Twenty, Sweet Chorus
TWENTY TRACKLIST & AUDIO
TWENTY REVIEWS
JAZZ JOURNAL 06.09.2019
John Etheridge: Twenty – The Best Of Sweet Chorus
Imitation and influence are perhaps nowhere more an issue than in so-called “gypsy jazz”. Django Reinhardt, Stephane Grappelli and the Quintette du Hot Club de France cast a long shadow. Lots of musicians happily bounce along beneath it with no greater aim than to emulate or outdo.
It’s contentious because the all-string band style is so distinctive and departures from it rarely go far. Sweet Chorus, formed by guitarist John Etheridge as a tribute to Grappelli, with whom he once assumed Reinhardt’s mantle, nuances as much as possible the difference between mimicry and impact.
This best-of album – 20 tracks for 20 years – is a delight. It’s dedicated to Grappelli and is a tribute neither over-reaching nor over-reverential. Appropriately, it may represent the best of violinist Christian Garrick, who exudes Grappelli’s sophistication while often attacking the music with more aggression than was in the older man’s nature.
Formal accolades come at the outset with Grappelli’s Chanson De Rue, performed as a touching guitar-violin duet. Etheridge plays classical guitar on this track with a sound less snappily metallic than Reinhardt’s beloved Maccaferri. It’s the start of a minor trawl of instruments – Rosendean electric, Gibson ES-150, Martyn Booth custom and Biffen Smallman acoustic – judiciously chosen to reflect the tone of each chart, particularly his own.
One of these, I Saw You Passing By, is a model of relaxed virtuosity up front, the support of guitarist Dave Kelbie and bassist Andy Crowdy laidback but on the button. Crowdy shares contrabass duties with Malcolm Creese. The quartet format throughout is Sweet Chorus’s way of demonstrating how more would be musically less – another rhythm guitar, say, or a super-charged Etheridge.
That the QHCF was simply a novel variation of 1930s swing and that the band comes at most of these numbers from both perspectives are what underline the difference between them, allowing treatments of charts other than those associated with Reinhardt and Grappelli. But that shadow is often longer than it appears.
NIGEL JARRETT
SUNDAY TIMES 30.07.2019
John Etheridge: Twenty – The Best Of Sweet Chorus
His outings with Soft Machine still draw in the fusion fans, but the guitarist’s gypsy jazz quartet – inspired but his mentor, Stéphane Grappelli – exudes elegance. The violinist Christian Garrick is a suave foil; the rhythm guitarist Dave Kelbie helps keep the engine purring. Currently on a 20th anniversary tour, the group never stick to swing standards: a Coltrane track makes the cut, too.
CLIVE DAVIS
THE JAZZ RAG 01.07.2019
John Etheridge: Twenty – The Best Of Sweet Chorus
DY030 61.77
It is difficult to believe that this excellent acoustic band has been around for twenty years. Of course, we know Etheridge from his long stints with the estimable Stephan Grappelli group and this disc, while acknowledging the overarching influence of that group, shies away from merely replicating that music. Although the record is tribute to Grappelli as well as a 20th anniversary celebration of Sweet Chorus, Etheridge is his own man with his own ideas. The session, gratefully, does not become another clone of the Hot Club’s music.

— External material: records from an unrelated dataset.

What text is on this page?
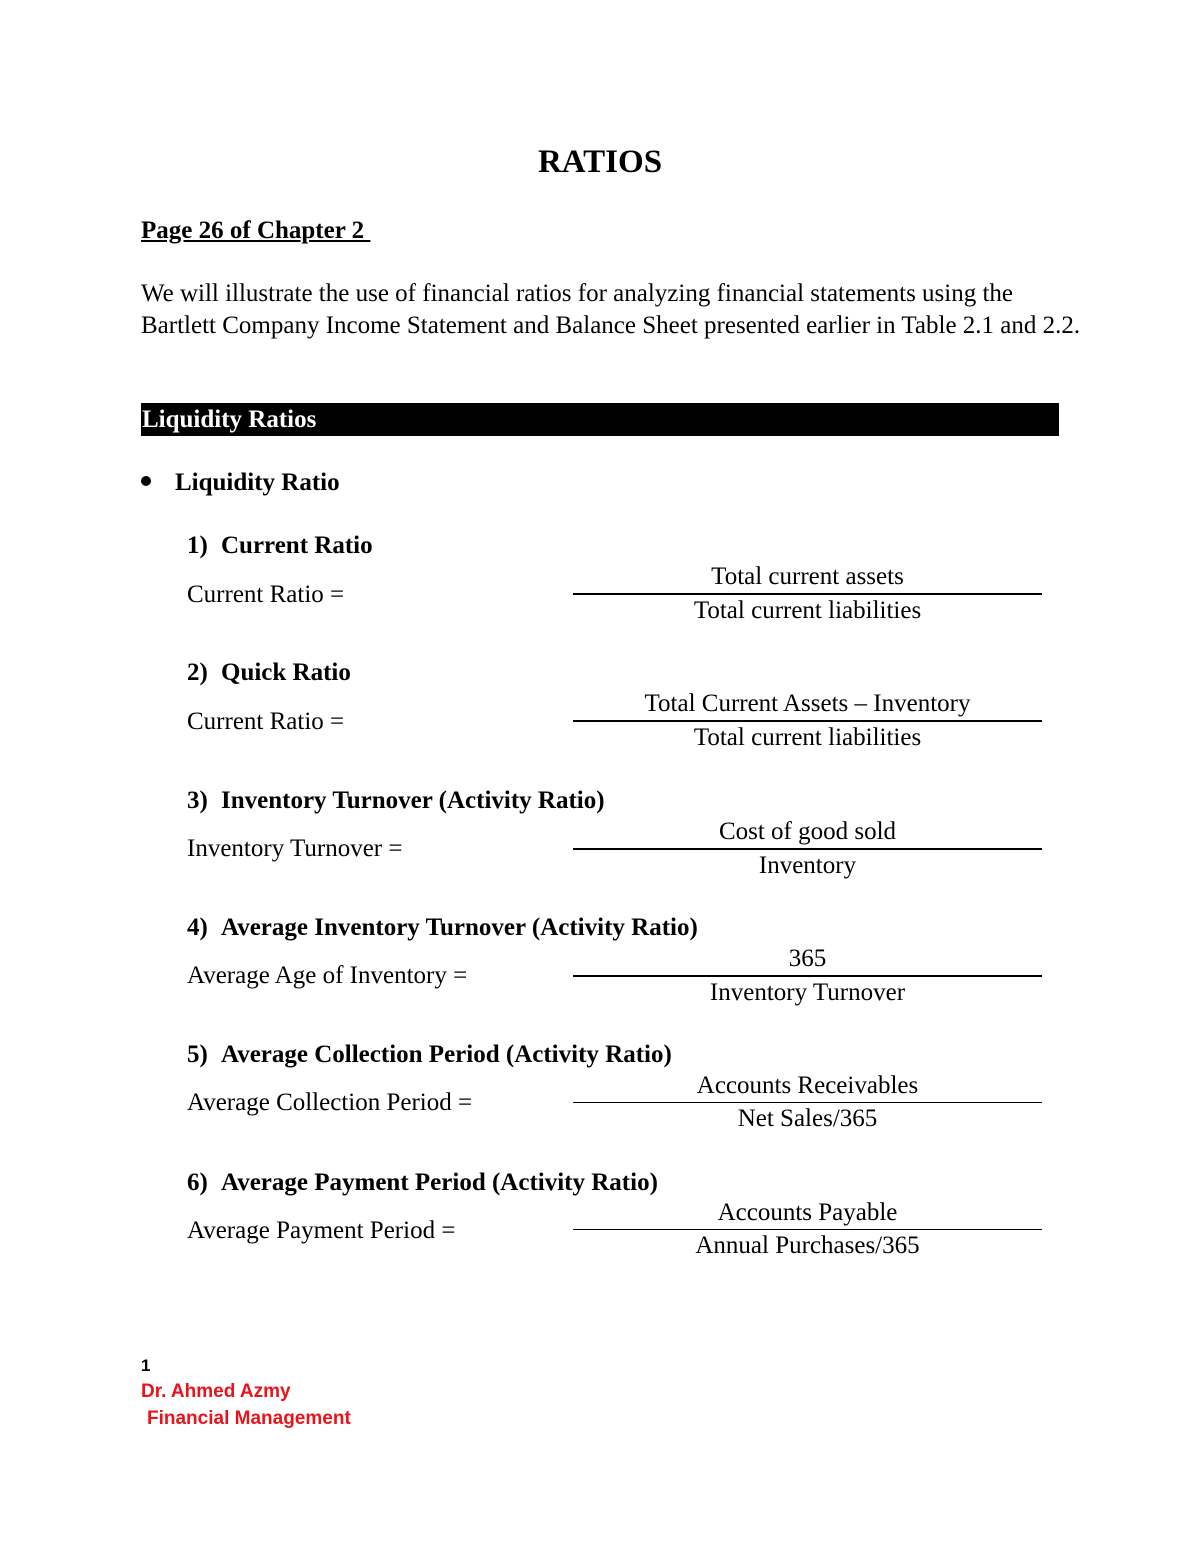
RATIOS
Page 26 of Chapter 2
We will illustrate the use of financial ratios for analyzing financial statements using the Bartlett Company Income Statement and Balance Sheet presented earlier in Table 2.1 and 2.2.
Liquidity Ratios
Liquidity Ratio
1) Current Ratio
Current Ratio =
Total current assets
Total current liabilities
2) Quick Ratio
Current Ratio =
Total Current Assets – Inventory
Total current liabilities
3) Inventory Turnover (Activity Ratio)
Inventory Turnover =
Cost of good sold
Inventory
4) Average Inventory Turnover (Activity Ratio)
Average Age of Inventory =
365
Inventory Turnover
5) Average Collection Period (Activity Ratio)
Average Collection Period =
Accounts Receivables
Net Sales/365
6) Average Payment Period (Activity Ratio)
Average Payment Period =
Accounts Payable
Annual Purchases/365
1
Dr. Ahmed Azmy
Financial Management
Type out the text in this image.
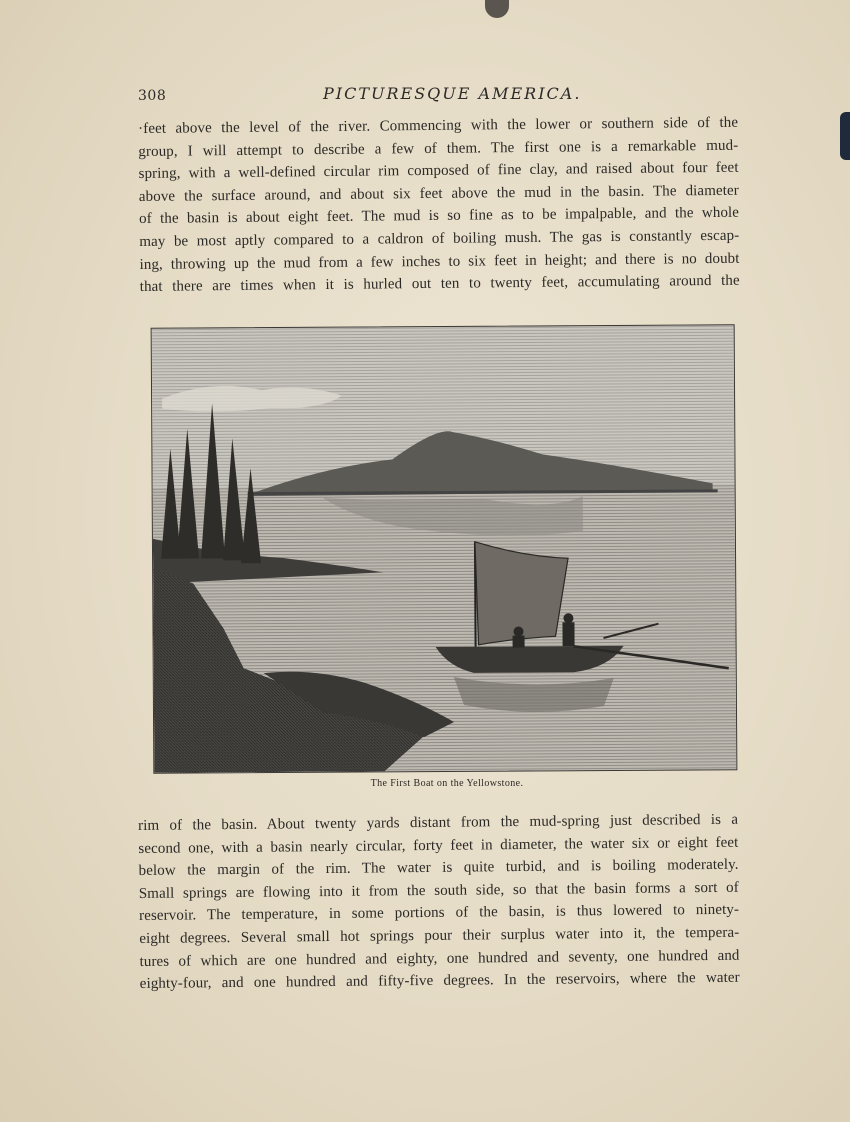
308	PICTURESQUE AMERICA.
·feet above the level of the river. Commencing with the lower or southern side of the
group, I will attempt to describe a few of them. The first one is a remarkable mud-
spring, with a well-defined circular rim composed of fine clay, and raised about four feet
above the surface around, and about six feet above the mud in the basin. The diameter
of the basin is about eight feet. The mud is so fine as to be impalpable, and the whole
may be most aptly compared to a caldron of boiling mush. The gas is constantly escap-
ing, throwing up the mud from a few inches to six feet in height; and there is no doubt
that there are times when it is hurled out ten to twenty feet, accumulating around the
The First Boat on the Yellowstone.
rim of the basin. About twenty yards distant from the mud-spring just described is a
second one, with a basin nearly circular, forty feet in diameter, the water six or eight feet
below the margin of the rim. The water is quite turbid, and is boiling moderately.
Small springs are flowing into it from the south side, so that the basin forms a sort of
reservoir. The temperature, in some portions of the basin, is thus lowered to ninety-
eight degrees. Several small hot springs pour their surplus water into it, the tempera-
tures of which are one hundred and eighty, one hundred and seventy, one hundred and
eighty-four, and one hundred and fifty-five degrees. In the reservoirs, where the water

To the band’s credit, only five Reinhardt / Grappelli originals appear in the twenty track set. The session has a heavy guitar presence but Christian Garrick’s violin is to the fore. It is now almost impossible, the minute one hears a violin, not to think of the Maestro Grappelli, but Christian Garrick has made his mark quietly but strongly on the jazz scene. His tone has thickened over the past few years, is more sonorous, and his attack is formidable; he bows to no other players now (excuse the pun).
Etheridge is a motivating leader and the numbers fairly fly by. He is a consummate and very skilled player and his choice of numbers is eclectic and well considered, a mixture of superior ballads, The Folks who Live on The Hill, Small Hotel, and Manha de Carnival and cheerful up-tempos, When You’re Smiling, Seven Come Eleven plus some gems from Ellington, Kern, Richard Rodgers and Berlin Songbooks and (who would have expected) Coltrane’s Moment’s Notice, nicely realised in this version.
Etheridge, also, knows his way around a ballad with sensitive readings of Porte and Lacuna, two of his own compositions. The other members, Malcolm Creese and Andy Crowdy on basses and Dave Kelbie on rhythm guitar keep things solidly swinging.
Good to hear this sprightly group in such good form, inheriting the Hot Club legacy while, at the same time, sounding just that little bit different.